Parkinson’s disease is a nervous system disorder that affects movement, with symptoms worsening over time. Age of onset, rate of disease progression, and type and severity of symptoms vary for the five million people worldwide living with the disease.

Generating algorithms and models for prognosis would aid in patient care and planning clinical trials.

The Parkinson’s Progression Markers Initiative (PPMI) provided contest participants with a dataset of baseline information from a group of patients.

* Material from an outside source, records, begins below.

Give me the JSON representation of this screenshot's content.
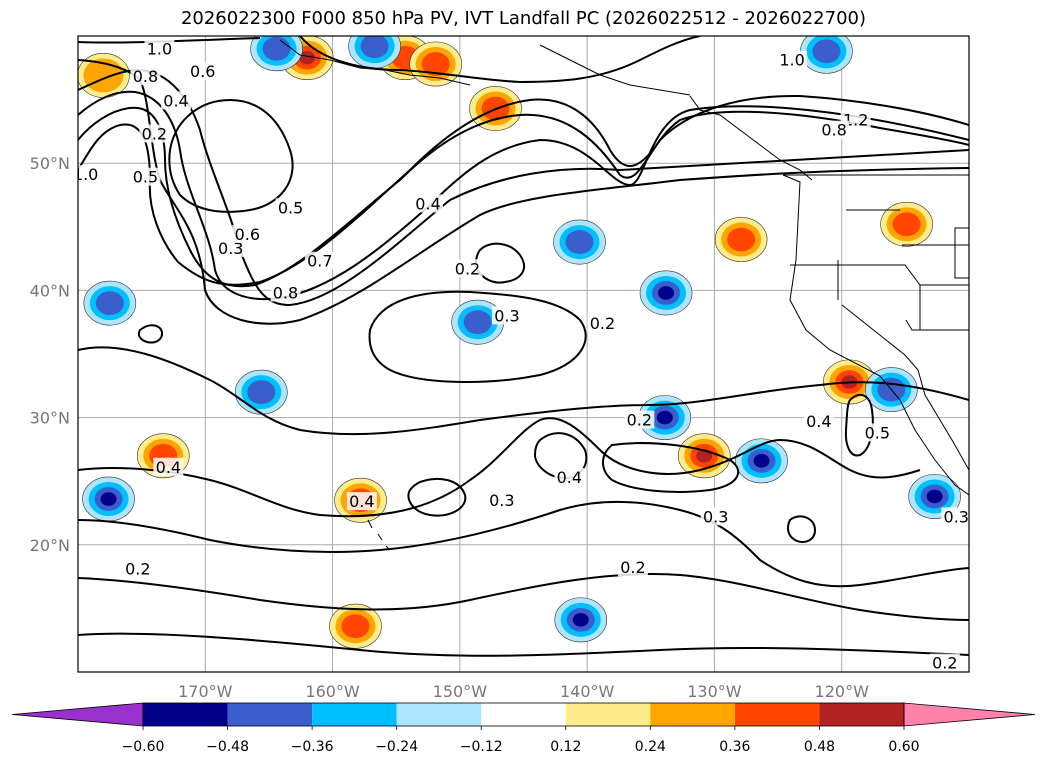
{
  "title": "2026022300 F000 850 hPa PV, IVT Landfall PC (2026022512 - 2026022700)",
  "map": {
    "projection": "PlateCarree",
    "extent_lon": [
      -180,
      -110
    ],
    "extent_lat": [
      10,
      60
    ],
    "lat_ticks": [
      {
        "value": 20,
        "label": "20°N"
      },
      {
        "value": 30,
        "label": "30°N"
      },
      {
        "value": 40,
        "label": "40°N"
      },
      {
        "value": 50,
        "label": "50°N"
      }
    ],
    "lon_ticks": [
      {
        "value": -170,
        "label": "170°W"
      },
      {
        "value": -160,
        "label": "160°W"
      },
      {
        "value": -150,
        "label": "150°W"
      },
      {
        "value": -140,
        "label": "140°W"
      },
      {
        "value": -130,
        "label": "130°W"
      },
      {
        "value": -120,
        "label": "120°W"
      }
    ],
    "gridlines": true,
    "gridline_color": "#aaaaaa",
    "contour_color": "#000000",
    "contour_labels": [
      {
        "text": "1.0",
        "lon": -173.6,
        "lat": 58.8
      },
      {
        "text": "0.8",
        "lon": -174.7,
        "lat": 56.6
      },
      {
        "text": "0.6",
        "lon": -170.2,
        "lat": 57.0
      },
      {
        "text": "0.4",
        "lon": -172.3,
        "lat": 54.7
      },
      {
        "text": "0.2",
        "lon": -174.0,
        "lat": 52.1
      },
      {
        "text": "0.5",
        "lon": -174.7,
        "lat": 48.7
      },
      {
        "text": "1.0",
        "lon": -179.4,
        "lat": 48.9
      },
      {
        "text": "0.3",
        "lon": -168.0,
        "lat": 43.1
      },
      {
        "text": "0.6",
        "lon": -166.7,
        "lat": 44.2
      },
      {
        "text": "0.5",
        "lon": -163.3,
        "lat": 46.3
      },
      {
        "text": "0.8",
        "lon": -163.7,
        "lat": 39.6
      },
      {
        "text": "0.7",
        "lon": -161.0,
        "lat": 42.1
      },
      {
        "text": "0.4",
        "lon": -152.5,
        "lat": 46.6
      },
      {
        "text": "0.2",
        "lon": -149.4,
        "lat": 41.5
      },
      {
        "text": "0.3",
        "lon": -146.3,
        "lat": 37.8
      },
      {
        "text": "0.2",
        "lon": -138.8,
        "lat": 37.2
      },
      {
        "text": "1.0",
        "lon": -123.9,
        "lat": 57.9
      },
      {
        "text": "1.2",
        "lon": -118.9,
        "lat": 53.2
      },
      {
        "text": "0.8",
        "lon": -120.6,
        "lat": 52.4
      },
      {
        "text": "0.2",
        "lon": -135.9,
        "lat": 29.6
      },
      {
        "text": "0.4",
        "lon": -141.4,
        "lat": 25.1
      },
      {
        "text": "0.3",
        "lon": -146.7,
        "lat": 23.3
      },
      {
        "text": "0.4",
        "lon": -157.7,
        "lat": 23.2
      },
      {
        "text": "0.4",
        "lon": -172.9,
        "lat": 25.9
      },
      {
        "text": "0.2",
        "lon": -175.3,
        "lat": 17.9
      },
      {
        "text": "0.3",
        "lon": -129.9,
        "lat": 22.0
      },
      {
        "text": "0.2",
        "lon": -136.4,
        "lat": 18.0
      },
      {
        "text": "0.4",
        "lon": -121.8,
        "lat": 29.5
      },
      {
        "text": "0.5",
        "lon": -117.2,
        "lat": 28.6
      },
      {
        "text": "0.3",
        "lon": -111.0,
        "lat": 22.0
      },
      {
        "text": "0.2",
        "lon": -111.9,
        "lat": 10.5
      }
    ]
  },
  "colorbar": {
    "ticks": [
      "−0.60",
      "−0.48",
      "−0.36",
      "−0.24",
      "−0.12",
      "0.12",
      "0.24",
      "0.36",
      "0.48",
      "0.60"
    ],
    "colors": [
      "#9932cc",
      "#00008b",
      "#3a5fcd",
      "#00bfff",
      "#ade5ff",
      "#ffffff",
      "#ffec8b",
      "#ffa500",
      "#ff4500",
      "#b22222",
      "#ff82ab"
    ],
    "extend": "both"
  },
  "chart_data": {
    "type": "heatmap",
    "title": "2026022300 F000 850 hPa PV, IVT Landfall PC (2026022512 - 2026022700)",
    "fields": [
      {
        "name": "850 hPa PV",
        "representation": "black contours",
        "levels": [
          0.2,
          0.3,
          0.4,
          0.5,
          0.6,
          0.7,
          0.8,
          1.0,
          1.2
        ]
      },
      {
        "name": "IVT Landfall PC",
        "representation": "filled shading",
        "levels": [
          -0.6,
          -0.48,
          -0.36,
          -0.24,
          -0.12,
          0.12,
          0.24,
          0.36,
          0.48,
          0.6
        ]
      }
    ],
    "x_range": [
      -180,
      -110
    ],
    "y_range": [
      10,
      60
    ],
    "shaded_features": [
      {
        "sign": "positive",
        "lon": -162,
        "lat": 58.3,
        "peak": 0.48
      },
      {
        "sign": "positive",
        "lon": -154.3,
        "lat": 58.3,
        "peak": 0.36
      },
      {
        "sign": "positive",
        "lon": -178,
        "lat": 56.9,
        "peak": 0.24
      },
      {
        "sign": "positive",
        "lon": -151.9,
        "lat": 57.8,
        "peak": 0.36
      },
      {
        "sign": "positive",
        "lon": -147.2,
        "lat": 54.3,
        "peak": 0.36
      },
      {
        "sign": "negative",
        "lon": -164.4,
        "lat": 59.0,
        "peak": -0.36
      },
      {
        "sign": "negative",
        "lon": -156.7,
        "lat": 59.2,
        "peak": -0.36
      },
      {
        "sign": "negative",
        "lon": -121.2,
        "lat": 58.8,
        "peak": -0.36
      },
      {
        "sign": "positive",
        "lon": -127.9,
        "lat": 44.0,
        "peak": 0.36
      },
      {
        "sign": "positive",
        "lon": -114.9,
        "lat": 45.2,
        "peak": 0.36
      },
      {
        "sign": "negative",
        "lon": -140.6,
        "lat": 43.8,
        "peak": -0.36
      },
      {
        "sign": "negative",
        "lon": -133.8,
        "lat": 39.8,
        "peak": -0.48
      },
      {
        "sign": "negative",
        "lon": -148.6,
        "lat": 37.5,
        "peak": -0.36
      },
      {
        "sign": "negative",
        "lon": -177.5,
        "lat": 39.0,
        "peak": -0.36
      },
      {
        "sign": "positive",
        "lon": -119.4,
        "lat": 32.8,
        "peak": 0.48
      },
      {
        "sign": "negative",
        "lon": -116.1,
        "lat": 32.2,
        "peak": -0.36
      },
      {
        "sign": "negative",
        "lon": -165.6,
        "lat": 32.0,
        "peak": -0.36
      },
      {
        "sign": "negative",
        "lon": -133.9,
        "lat": 30.0,
        "peak": -0.48
      },
      {
        "sign": "negative",
        "lon": -126.3,
        "lat": 26.6,
        "peak": -0.48
      },
      {
        "sign": "positive",
        "lon": -130.8,
        "lat": 27.0,
        "peak": 0.48
      },
      {
        "sign": "positive",
        "lon": -173.3,
        "lat": 27.0,
        "peak": 0.36
      },
      {
        "sign": "negative",
        "lon": -177.6,
        "lat": 23.6,
        "peak": -0.48
      },
      {
        "sign": "negative",
        "lon": -112.7,
        "lat": 23.8,
        "peak": -0.48
      },
      {
        "sign": "positive",
        "lon": -157.8,
        "lat": 23.5,
        "peak": 0.36
      },
      {
        "sign": "negative",
        "lon": -140.5,
        "lat": 14.1,
        "peak": -0.48
      },
      {
        "sign": "positive",
        "lon": -158.2,
        "lat": 13.6,
        "peak": 0.36
      }
    ]
  }
}
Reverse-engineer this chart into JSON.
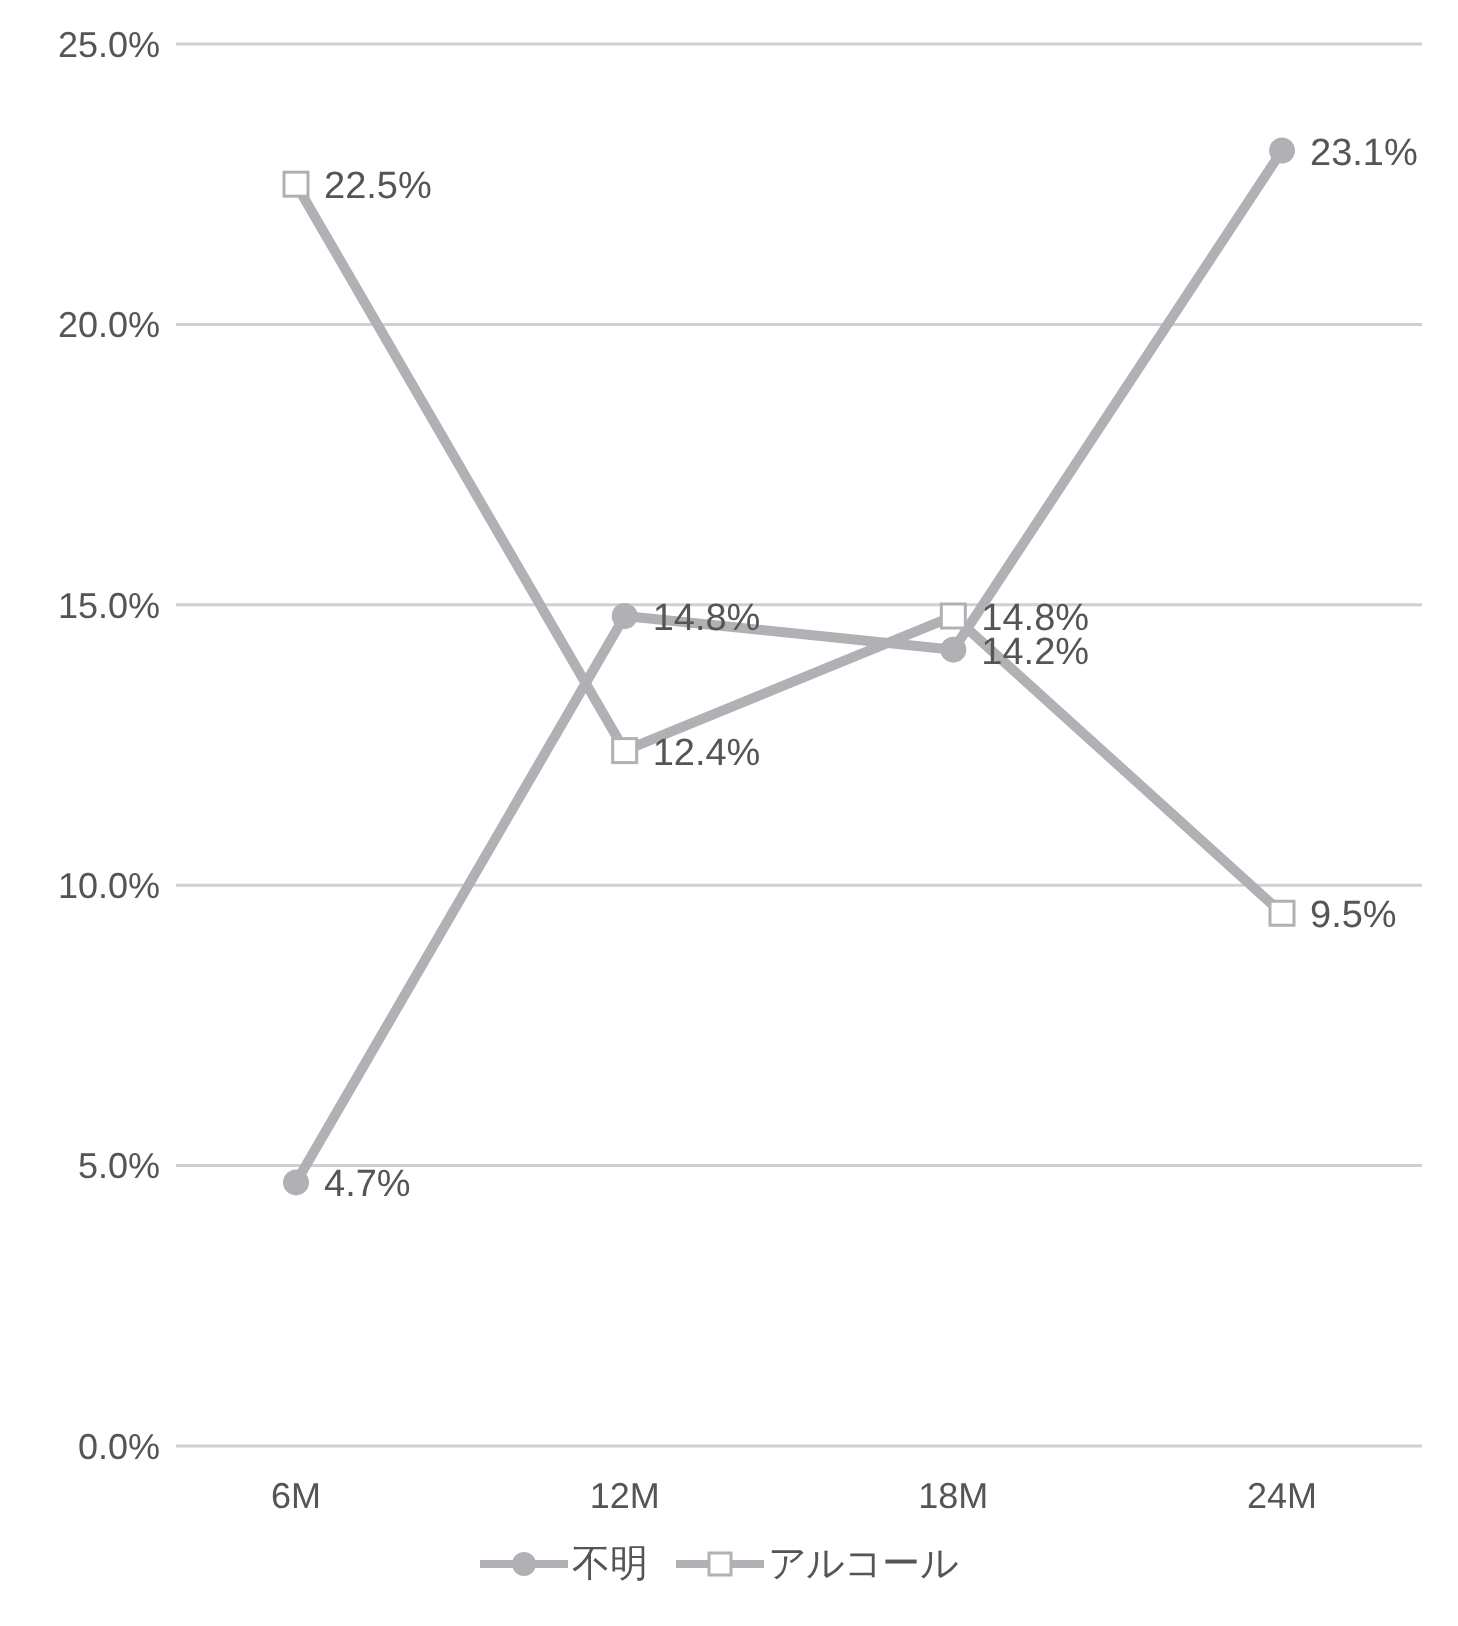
{
  "chart_data": {
    "type": "line",
    "categories": [
      "6M",
      "12M",
      "18M",
      "24M"
    ],
    "series": [
      {
        "name": "不明",
        "color": "#b1b1b5",
        "marker": "circle",
        "values": [
          4.7,
          14.8,
          14.2,
          23.1
        ],
        "value_labels": [
          "4.7%",
          "14.8%",
          "14.2%",
          "23.1%"
        ]
      },
      {
        "name": "アルコール",
        "color": "#b1b1b5",
        "marker": "square",
        "values": [
          22.5,
          12.4,
          14.8,
          9.5
        ],
        "value_labels": [
          "22.5%",
          "12.4%",
          "14.8%",
          "9.5%"
        ]
      }
    ],
    "ylim": [
      0,
      25
    ],
    "yticks": [
      {
        "value": 0,
        "label": "0.0%"
      },
      {
        "value": 5,
        "label": "5.0%"
      },
      {
        "value": 10,
        "label": "10.0%"
      },
      {
        "value": 15,
        "label": "15.0%"
      },
      {
        "value": 20,
        "label": "20.0%"
      },
      {
        "value": 25,
        "label": "25.0%"
      }
    ],
    "grid": "y",
    "legend": "bottom"
  }
}
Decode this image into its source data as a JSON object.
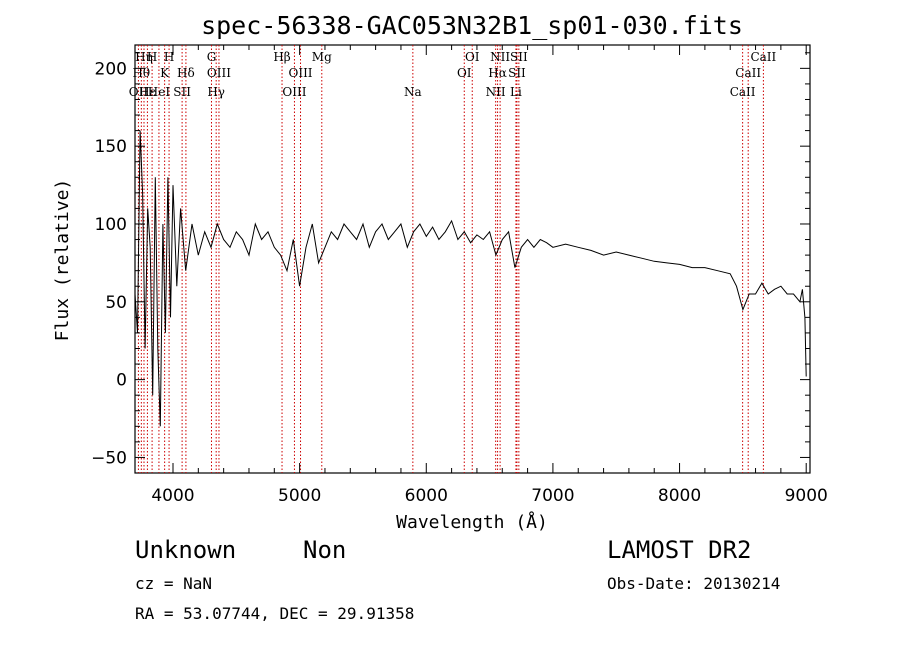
{
  "chart_data": {
    "type": "line",
    "title": "spec-56338-GAC053N32B1_sp01-030.fits",
    "xlabel": "Wavelength (Å)",
    "ylabel": "Flux (relative)",
    "xlim": [
      3700,
      9030
    ],
    "ylim": [
      -60,
      215
    ],
    "xticks": [
      4000,
      5000,
      6000,
      7000,
      8000,
      9000
    ],
    "yticks": [
      -50,
      0,
      50,
      100,
      150,
      200
    ],
    "xtick_labels": [
      "4000",
      "5000",
      "6000",
      "7000",
      "8000",
      "9000"
    ],
    "ytick_labels": [
      "−50",
      "0",
      "50",
      "100",
      "150",
      "200"
    ],
    "line_color": "#000000",
    "marker_color": "#cc0000",
    "series": [
      {
        "x": [
          3700,
          3720,
          3740,
          3760,
          3780,
          3800,
          3820,
          3840,
          3860,
          3880,
          3900,
          3920,
          3940,
          3960,
          3980,
          4000,
          4030,
          4060,
          4100,
          4150,
          4200,
          4250,
          4300,
          4350,
          4400,
          4450,
          4500,
          4550,
          4600,
          4650,
          4700,
          4750,
          4800,
          4850,
          4900,
          4950,
          5000,
          5050,
          5100,
          5150,
          5200,
          5250,
          5300,
          5350,
          5400,
          5450,
          5500,
          5550,
          5600,
          5650,
          5700,
          5750,
          5800,
          5850,
          5900,
          5950,
          6000,
          6050,
          6100,
          6150,
          6200,
          6250,
          6300,
          6350,
          6400,
          6450,
          6500,
          6550,
          6600,
          6650,
          6700,
          6750,
          6800,
          6850,
          6900,
          6950,
          7000,
          7100,
          7200,
          7300,
          7400,
          7500,
          7600,
          7700,
          7800,
          7900,
          8000,
          8100,
          8200,
          8300,
          8400,
          8450,
          8500,
          8550,
          8600,
          8650,
          8700,
          8750,
          8800,
          8850,
          8900,
          8950,
          8970,
          8990,
          9000
        ],
        "y": [
          55,
          30,
          160,
          120,
          20,
          110,
          85,
          -10,
          130,
          20,
          -30,
          100,
          30,
          130,
          40,
          125,
          60,
          110,
          70,
          100,
          80,
          95,
          85,
          100,
          90,
          85,
          95,
          90,
          80,
          100,
          90,
          95,
          85,
          80,
          70,
          90,
          60,
          85,
          100,
          75,
          85,
          95,
          90,
          100,
          95,
          90,
          100,
          85,
          95,
          100,
          90,
          95,
          100,
          85,
          95,
          100,
          92,
          98,
          90,
          95,
          102,
          90,
          95,
          88,
          93,
          90,
          95,
          80,
          90,
          95,
          72,
          85,
          90,
          85,
          90,
          88,
          85,
          87,
          85,
          83,
          80,
          82,
          80,
          78,
          76,
          75,
          74,
          72,
          72,
          70,
          68,
          60,
          45,
          55,
          55,
          62,
          55,
          58,
          60,
          55,
          55,
          50,
          58,
          40,
          2
        ]
      }
    ],
    "lines": [
      {
        "wl": 3727,
        "label": "OII",
        "row": 3
      },
      {
        "wl": 3750,
        "label": "Hθ",
        "row": 2
      },
      {
        "wl": 3771,
        "label": "Hη",
        "row": 1
      },
      {
        "wl": 3798,
        "label": "Hε",
        "row": 3
      },
      {
        "wl": 3835,
        "label": "H",
        "row": 1
      },
      {
        "wl": 3889,
        "label": "HeI",
        "row": 3
      },
      {
        "wl": 3934,
        "label": "K",
        "row": 2
      },
      {
        "wl": 3969,
        "label": "H",
        "row": 1
      },
      {
        "wl": 4072,
        "label": "SII",
        "row": 3
      },
      {
        "wl": 4102,
        "label": "Hδ",
        "row": 2
      },
      {
        "wl": 4304,
        "label": "G",
        "row": 1
      },
      {
        "wl": 4341,
        "label": "Hγ",
        "row": 3
      },
      {
        "wl": 4363,
        "label": "OIII",
        "row": 2
      },
      {
        "wl": 4861,
        "label": "Hβ",
        "row": 1
      },
      {
        "wl": 4959,
        "label": "OIII",
        "row": 3
      },
      {
        "wl": 5007,
        "label": "OIII",
        "row": 2
      },
      {
        "wl": 5175,
        "label": "Mg",
        "row": 1
      },
      {
        "wl": 5894,
        "label": "Na",
        "row": 3
      },
      {
        "wl": 6300,
        "label": "OI",
        "row": 2
      },
      {
        "wl": 6363,
        "label": "OI",
        "row": 1
      },
      {
        "wl": 6548,
        "label": "NII",
        "row": 3
      },
      {
        "wl": 6563,
        "label": "Hα",
        "row": 2
      },
      {
        "wl": 6583,
        "label": "NII",
        "row": 1
      },
      {
        "wl": 6708,
        "label": "Li",
        "row": 3
      },
      {
        "wl": 6716,
        "label": "SII",
        "row": 2
      },
      {
        "wl": 6731,
        "label": "SII",
        "row": 1
      },
      {
        "wl": 8498,
        "label": "CaII",
        "row": 3
      },
      {
        "wl": 8542,
        "label": "CaII",
        "row": 2
      },
      {
        "wl": 8662,
        "label": "CaII",
        "row": 1
      }
    ]
  },
  "footer": {
    "object_class": "Unknown",
    "object_subclass": "Non",
    "survey": "LAMOST DR2",
    "cz": "cz = NaN",
    "obs_date": "Obs-Date: 20130214",
    "radec": "RA =  53.07744, DEC =  29.91358"
  }
}
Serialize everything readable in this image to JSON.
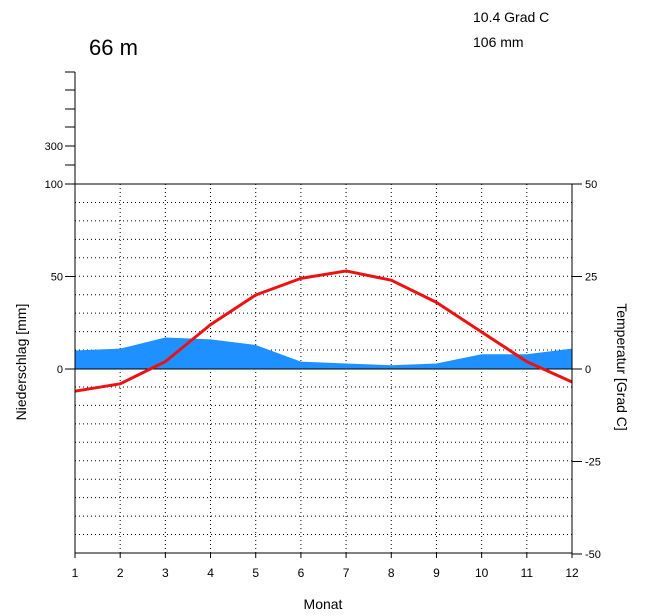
{
  "chart_data": {
    "type": "line",
    "title": "66 m",
    "annotations": [
      "10.4 Grad C",
      "106 mm"
    ],
    "xlabel": "Monat",
    "ylabel_left": "Niederschlag [mm]",
    "ylabel_right": "Temperatur [Grad C]",
    "x": [
      1,
      2,
      3,
      4,
      5,
      6,
      7,
      8,
      9,
      10,
      11,
      12
    ],
    "x_ticks": [
      "1",
      "2",
      "3",
      "4",
      "5",
      "6",
      "7",
      "8",
      "9",
      "10",
      "11",
      "12"
    ],
    "left_ticks": [
      "300",
      "100",
      "50",
      "0"
    ],
    "right_ticks": [
      "50",
      "25",
      "0",
      "-25",
      "-50"
    ],
    "right_ylim": [
      -50,
      50
    ],
    "grid": true,
    "series": [
      {
        "axis": "left",
        "kind": "area",
        "color": "#1e90ff",
        "values": [
          10,
          11,
          17,
          16,
          13,
          4,
          3,
          2,
          3,
          8,
          8,
          11
        ]
      },
      {
        "axis": "right",
        "kind": "line",
        "color": "#ee1111",
        "values": [
          -6,
          -4,
          2,
          12,
          20,
          24.5,
          26.5,
          24,
          18,
          10,
          2,
          -3.5
        ]
      }
    ]
  }
}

The challenge involved analyzing this dataset to gain new insight into diagnosis and disease progression.

graphic illustration a patient's individualized timeline over 24 months
(University image / Sam Lerman, Nick Potter, Charles Venuto)

“First we asked, ‘How is ­­­­­disease progression quantified?’” Lerman says. “Once we defined our target, then we worked on developing and building models.”

Lerman, Potter, and Venuto’s submission included machine learning algorithms they developed to predict three things:

  • Rate of progression: Will patients have fast, moderate, or slow disease progression?
  • Time until symptom onset: How long, in months, will it take for a patient to exhibit tremors or bradykinesia—a symptom characterized by slowness of movement?
  • Future score on disease scales: How will a patient fare on the Unified Parkinson’s Disease Rating Scale (UPDRS), a rating tool to measure disease progression through analysis of mood, behavior, activities of daily living, and motor skills?

“The machine learning side of it was programmed abstractly so that this can be applied to any diseases that have these similar clinical outcome scale measurements,” Lerman says. These could include Huntington’s and other neurodegenerative diseases.

In the future, they envision a prognostic tool and interface that a clinician could use when interacting with patients.

“Our hope for the next step is that when a patient goes to his or her doctor and asks, ‘What can I expect from this disease?’ the doctor can easily run the program to create an estimated timeline of the patient’s disease,” Lerman says.